According to the report, only 21% of respondents were able to use donor funding to support their IMM activity; contrast this with 69% (mostly for-profit funds) who support IMM through management fees, cash flows, or profits from investments. Respondents expressed frustration at the lack of donor funding to support IMM, although there is increased demand from these very funders for their grantees to report back on their social impact.
In order to remove this stubborn roadblock, it is critical that we non-profits present our IMM budgets as necessary to inform and improve our program work, which funders should support. The majority of survey respondents (77%) say that a primary motivation driving their IMM activity is to report impact to key stakeholders. A smaller percentage (57%) say that these findings help inform business decisions. It is commendable that impact investors are increasingly committing to impact reporting, but the real value in IMM is in using data to refine and improve program offerings. Unless funders and practitioners view this as core work, we will miss out on the true impact potential of this movement.
Roadblocks aside, we have much to applaud. The last two decades have seen a surge in impact investment deal flow, but impact reporting, for a long time, lagged way behind funds’ financial reporting. That is now starting to change. 87% of the respondents now regularly collect and analyze their own data to assess the social performance of their portfolios. Compared to just two years prior, more and more impact investors are converging around industry standards to guide their metrics and reporting: for example, 80% align to the UN Sustainable Development Goals (SDGs) versus 43% in 2017.
There is also an increased percentage of impact investors who are moving beyond merely reporting on “outreach” figures – 78% are measuring the outcomes of their work, and 43% go even further (like Upaya) to report on effects in terms of depth or significance. For example, Upaya collects survey data directly from jobholders around the change in their incomes over time, and how that income is helping the household emerge from poverty along specific dimensions, which I discussed this in depth in a recent webinar with SoPact.
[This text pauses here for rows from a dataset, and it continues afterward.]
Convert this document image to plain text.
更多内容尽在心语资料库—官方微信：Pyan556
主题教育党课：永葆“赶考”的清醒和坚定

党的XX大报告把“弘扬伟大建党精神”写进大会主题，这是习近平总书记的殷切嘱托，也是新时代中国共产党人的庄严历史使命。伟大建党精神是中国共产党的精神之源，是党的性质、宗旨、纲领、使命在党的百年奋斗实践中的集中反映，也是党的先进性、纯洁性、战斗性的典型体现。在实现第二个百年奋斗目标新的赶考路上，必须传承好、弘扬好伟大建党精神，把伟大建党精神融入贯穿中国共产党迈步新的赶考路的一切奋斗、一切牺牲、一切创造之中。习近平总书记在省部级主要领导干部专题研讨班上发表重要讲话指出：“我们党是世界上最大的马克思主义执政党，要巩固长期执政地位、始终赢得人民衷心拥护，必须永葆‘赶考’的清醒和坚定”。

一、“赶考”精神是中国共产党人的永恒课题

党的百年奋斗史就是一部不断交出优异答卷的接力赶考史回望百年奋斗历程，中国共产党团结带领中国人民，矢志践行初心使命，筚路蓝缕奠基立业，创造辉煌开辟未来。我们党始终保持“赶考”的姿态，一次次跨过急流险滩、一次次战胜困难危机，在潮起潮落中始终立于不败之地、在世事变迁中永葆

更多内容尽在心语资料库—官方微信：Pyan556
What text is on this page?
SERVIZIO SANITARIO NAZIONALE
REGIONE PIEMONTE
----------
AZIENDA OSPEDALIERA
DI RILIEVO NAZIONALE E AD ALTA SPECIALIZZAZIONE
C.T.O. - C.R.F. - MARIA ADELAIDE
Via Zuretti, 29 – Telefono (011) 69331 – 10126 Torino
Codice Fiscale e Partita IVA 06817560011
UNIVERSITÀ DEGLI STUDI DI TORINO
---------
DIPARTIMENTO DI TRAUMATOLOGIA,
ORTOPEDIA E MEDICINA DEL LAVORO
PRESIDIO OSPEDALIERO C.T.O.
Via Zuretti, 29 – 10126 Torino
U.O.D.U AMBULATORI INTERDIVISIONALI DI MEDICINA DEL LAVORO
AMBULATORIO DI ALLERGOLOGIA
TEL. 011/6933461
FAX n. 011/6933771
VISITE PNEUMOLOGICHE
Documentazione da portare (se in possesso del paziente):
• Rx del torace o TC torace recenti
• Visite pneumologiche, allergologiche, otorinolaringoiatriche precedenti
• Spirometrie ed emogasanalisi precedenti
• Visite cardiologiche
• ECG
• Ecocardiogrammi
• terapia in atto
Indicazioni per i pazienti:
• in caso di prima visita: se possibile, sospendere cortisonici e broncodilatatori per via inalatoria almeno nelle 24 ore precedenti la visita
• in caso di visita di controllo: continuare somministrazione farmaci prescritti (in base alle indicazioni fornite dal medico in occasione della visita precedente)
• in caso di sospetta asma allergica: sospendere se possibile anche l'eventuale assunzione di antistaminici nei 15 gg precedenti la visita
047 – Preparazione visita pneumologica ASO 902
Collecting such granular data is useful. For example, we amass a number of observations from the survey responses we collect from jobholders at our investee companies. The majority, for example, aspire to have access to a “rainy day fund,” because it is often the case that an emergency creates a massive financial hit and plunges them back into poverty. Armed with their feedback, we can work with the company founders to build in a savings facility as an employment benefit, and we then expect to see employee retention increase. Feedback from your target audience, in many different forms, can only help strengthen and focus business decisions. We at Upaya allocate 10% of our budget to IMM, and it is worth it.
Looking ahead with all this positive momentum, hopefully the 2021 GIIN industry survey will show us that the remaining roadblocks have fallen, allowing for more rigorous analysis and reporting. The next wave should show us that practitioners are incorporating learnings from their impact data to improve their programs and deliver better results to investors. We all know that some programs are effective, and others not so much … let’s openly acknowledge that and use our impact data to drive real change!